Exercise: Build a RAG Prompt System for Knowledge Base Q&A
Create a RAG system that answers questions about a knowledge base:
- Retrieve relevant documents by keyword and embedding similarity
- Build prompts that handle 3 cases: no context, single source, multiple sources
- Enforce citations in responses
- Verify that citations actually exist
- Generate quality scores for responses
Requirements:
- Support 3+ different RAG prompt templates
- Handle conflicting information gracefully
- Verify all citations match documents
- Return structured output with quality metrics
- Support query rewriting for better retrieval
Starter code:
class KnowledgeBaseRAG:
"""RAG system for company knowledge base."""
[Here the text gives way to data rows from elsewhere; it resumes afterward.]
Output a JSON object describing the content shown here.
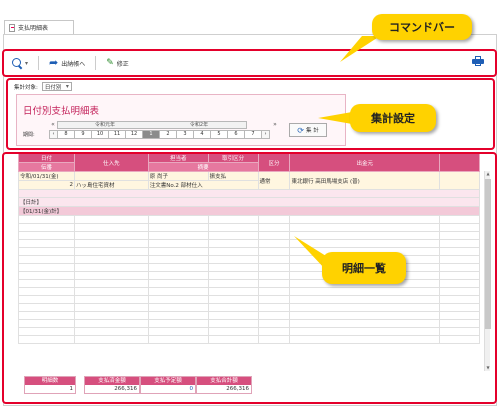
{
  "tab": {
    "label": "支払明細表"
  },
  "toolbar": {
    "export_label": "出納帳へ",
    "edit_label": "修正"
  },
  "callouts": {
    "command_bar": "コマンドバー",
    "aggregate_settings": "集計設定",
    "detail_list": "明細一覧"
  },
  "settings": {
    "aggregate_label": "集計対象:",
    "aggregate_value": "日付別",
    "report_title": "日付別支払明細表",
    "period_label": "期間:",
    "year_prev": "令和元年",
    "year_next": "令和2年",
    "months": [
      "8",
      "9",
      "10",
      "11",
      "12",
      "1",
      "2",
      "3",
      "4",
      "5",
      "6",
      "7"
    ],
    "selected_month": "1",
    "aggregate_button": "集 計"
  },
  "grid": {
    "headers_top": [
      "日付",
      "仕入先",
      "担当者",
      "取引区分",
      "区分",
      "出金元"
    ],
    "headers_bottom": [
      "伝番",
      "摘要"
    ],
    "rows": [
      {
        "date": "令和/01/31(金)",
        "vendor": "",
        "staff": "原 尚子",
        "trade": "振支払",
        "kind": "通常",
        "source": "東北銀行 高田馬場支店 (普)"
      },
      {
        "date": "2",
        "vendor": "ハッ島住宅資材",
        "staff": "注文書No.2 部材仕入",
        "trade": "",
        "kind": "",
        "source": ""
      }
    ],
    "subtotal_daily": "【日計】",
    "subtotal_cumulative": "【01/31(金)計】"
  },
  "footer": {
    "detail_count_label": "明細数",
    "detail_count": "1",
    "payment_label": "支払済金額",
    "payment_value": "266,316",
    "scheduled_label": "支払予定額",
    "scheduled_value": "0",
    "total_label": "支払合計額",
    "total_value": "266,316"
  },
  "colors": {
    "accent": "#d64f7e",
    "frame": "#e4002b",
    "callout": "#ffd200",
    "title": "#c4245c"
  }
}
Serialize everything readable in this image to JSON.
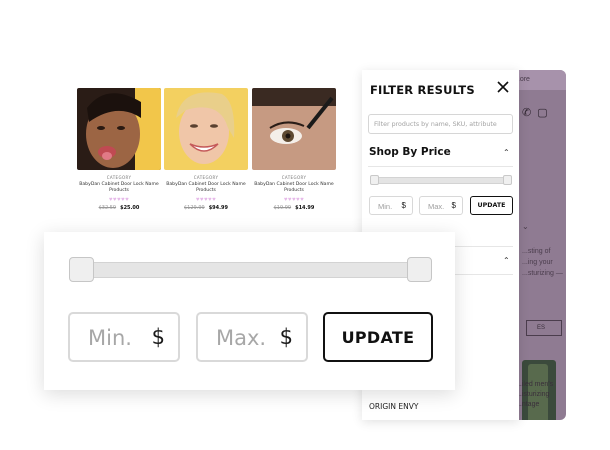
{
  "products": [
    {
      "category": "CATEGORY",
      "name": "BabyDan Cabinet Door Lock Name Products",
      "hearts": "♥♥♥♥♥",
      "old_price": "$32.59",
      "price": "$25.00"
    },
    {
      "category": "CATEGORY",
      "name": "BabyDan Cabinet Door Lock Name Products",
      "hearts": "♥♥♥♥♥",
      "old_price": "$129.99",
      "price": "$94.99"
    },
    {
      "category": "CATEGORY",
      "name": "BabyDan Cabinet Door Lock Name Products",
      "hearts": "♥♥♥♥♥",
      "old_price": "$19.99",
      "price": "$14.99"
    }
  ],
  "drawer": {
    "title": "FILTER RESULTS",
    "search_placeholder": "Filter products by name, SKU, attribute",
    "price_section_title": "Shop By Price",
    "min_placeholder": "Min.",
    "max_placeholder": "Max.",
    "currency": "$",
    "update_label": "UPDATE",
    "brand_item": "ORIGIN ENVY"
  },
  "background_page": {
    "top_text": "...ore",
    "desc_text": "...sting of ...ing your ...sturizing —",
    "outline_label": "ES",
    "product_caption": "...iled men's ...isturizing ...ntage"
  },
  "zoom": {
    "min_placeholder": "Min.",
    "max_placeholder": "Max.",
    "currency": "$",
    "update_label": "UPDATE"
  },
  "colors": {
    "accent_hearts": "#e5b8e8",
    "overlay": "#8f7b92",
    "border_dark": "#111111"
  },
  "icons": [
    "close-icon",
    "chevron-up-icon",
    "phone-icon",
    "bag-icon"
  ]
}
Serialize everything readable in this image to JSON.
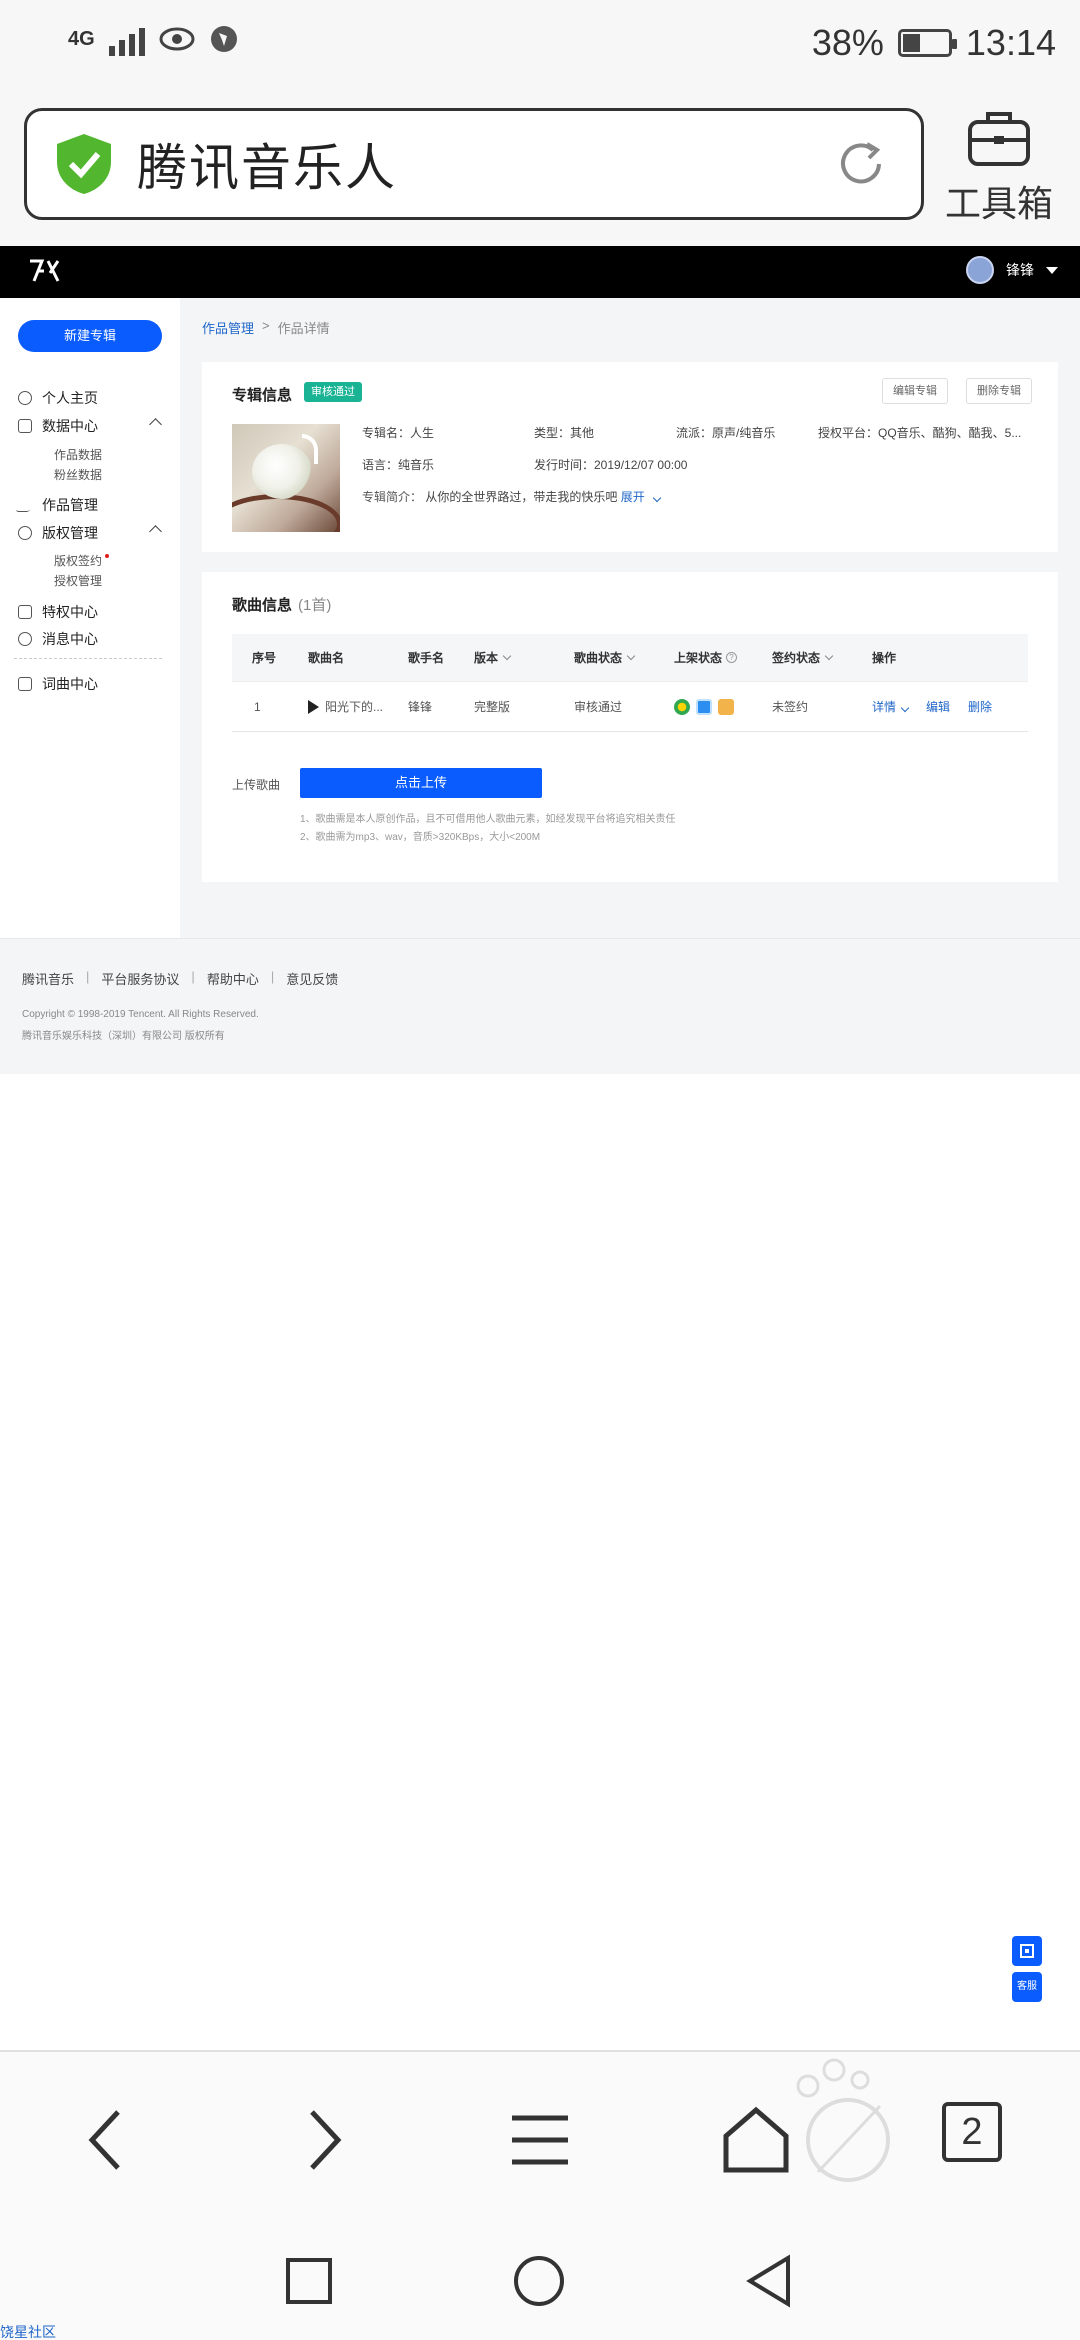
{
  "status_bar": {
    "network": "4G",
    "battery": "38%",
    "time": "13:14",
    "icons": [
      "signal-icon",
      "eye-icon",
      "location-icon",
      "battery-icon"
    ]
  },
  "browser": {
    "url_title": "腾讯音乐人",
    "toolbox_label": "工具箱",
    "tab_count": "2"
  },
  "header": {
    "logo": "ꓘ",
    "user_name": "锋锋"
  },
  "sidebar": {
    "new_album": "新建专辑",
    "items": [
      {
        "label": "个人主页"
      },
      {
        "label": "数据中心"
      },
      {
        "label": "作品管理"
      },
      {
        "label": "版权管理"
      },
      {
        "label": "特权中心"
      },
      {
        "label": "消息中心"
      },
      {
        "label": "词曲中心"
      }
    ],
    "sub_data": [
      "作品数据",
      "粉丝数据"
    ],
    "sub_copyright": [
      "版权签约",
      "授权管理"
    ]
  },
  "breadcrumb": {
    "parent": "作品管理",
    "separator": ">",
    "current": "作品详情"
  },
  "album": {
    "section_title": "专辑信息",
    "status_badge": "审核通过",
    "edit_button": "编辑专辑",
    "delete_button": "删除专辑",
    "name": "专辑名：人生",
    "type": "类型：其他",
    "genre": "流派：原声/纯音乐",
    "platforms": "授权平台：QQ音乐、酷狗、酷我、5...",
    "language": "语言：纯音乐",
    "release": "发行时间：2019/12/07 00:00",
    "intro_label": "专辑简介：",
    "intro": "从你的全世界路过，带走我的快乐吧",
    "expand": "展开"
  },
  "songs": {
    "section_title": "歌曲信息",
    "count": "(1首)",
    "columns": [
      "序号",
      "歌曲名",
      "歌手名",
      "版本",
      "歌曲状态",
      "上架状态",
      "签约状态",
      "操作"
    ],
    "rows": [
      {
        "index": "1",
        "name": "阳光下的...",
        "singer": "锋锋",
        "version": "完整版",
        "status": "审核通过",
        "sign": "未签约",
        "actions": [
          "详情",
          "编辑",
          "删除"
        ]
      }
    ],
    "upload_label": "上传歌曲",
    "upload_button": "点击上传",
    "notes": [
      "1、歌曲需是本人原创作品，且不可借用他人歌曲元素，如经发现平台将追究相关责任",
      "2、歌曲需为mp3、wav，音质>320KBps，大小<200M"
    ]
  },
  "footer": {
    "links": [
      "腾讯音乐",
      "平台服务协议",
      "帮助中心",
      "意见反馈"
    ],
    "separator": "|",
    "copyright": "Copyright © 1998-2019 Tencent. All Rights Reserved.",
    "company": "腾讯音乐娱乐科技（深圳）有限公司 版权所有"
  },
  "floating": {
    "service": "客服"
  },
  "corner_text": "饶星社区",
  "colors": {
    "primary": "#0b5cff",
    "success": "#1ab394",
    "link": "#1f66c9",
    "header_bg": "#000000"
  }
}
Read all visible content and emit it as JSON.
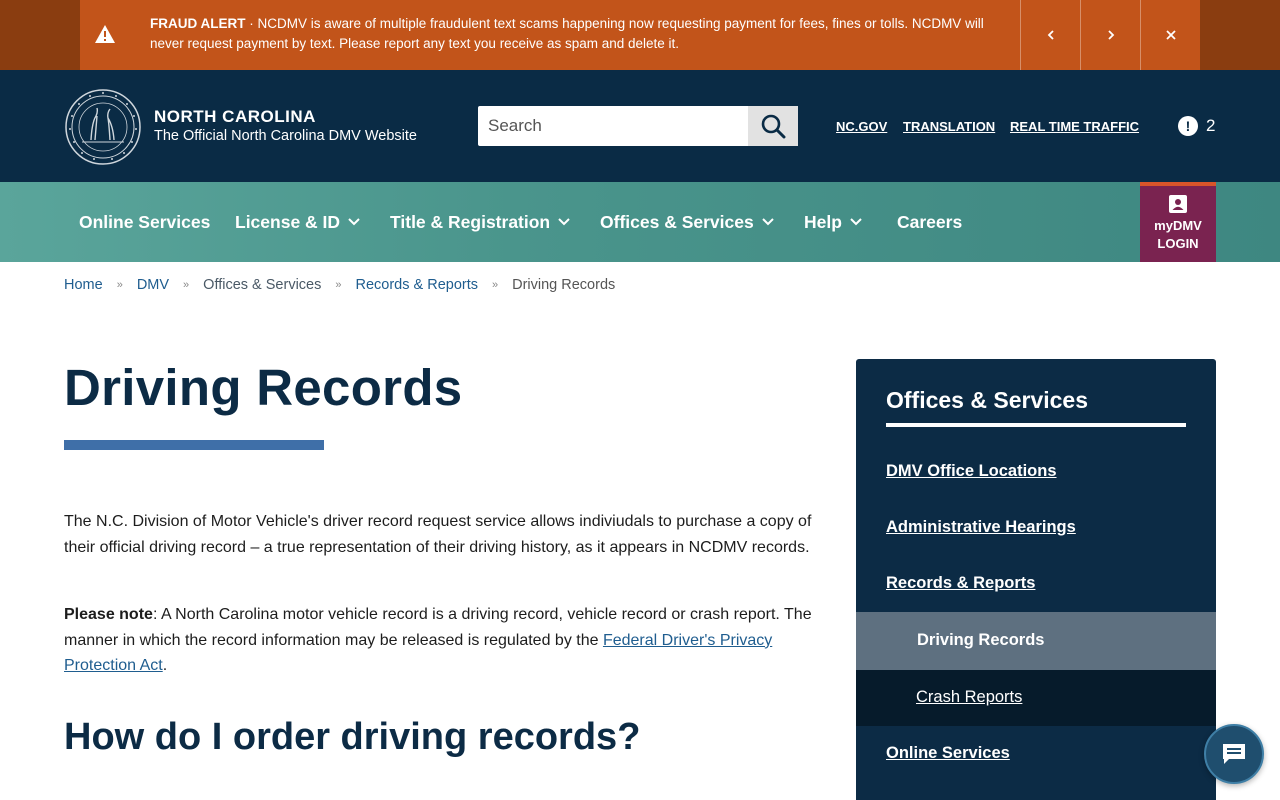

def __init__(self, kb_documents: list):
self.documents = kb_documents
self.builder = RobustRAGPromptBuilder()
self.enforcer = CitationEnforcer()
def answer(self, question: str) -> dict:
"""
Answer question with RAG approach.
Returns:
Dict with answer, sources, quality metrics
"""
# TODO: Retrieve relevant documents
# TODO: Build RAG prompt (handle edge cases)
# TODO: Call LLM
# TODO: Verify citations
# TODO: Return structured response with quality
pass
# Load knowledge base
kb = [
{"source": "FAQ", "content": "..."},
{"source": "Policies", "content": "..."},
# ... more documents
]
rag = KnowledgeBaseRAG(kb)
result = rag.answer("How do I request time off?")
Extension challenges:
- Implement HyDE for better retrieval
- Add query rewriting before retrieval
- Support multi-hop questions (question splits into sub-questions)
- Track citation accuracy over time
- Build a feedback loop to improve document indexing
By completing this exercise, you’ll build systems that combine the power of LLMs with the reliability of knowledge bases.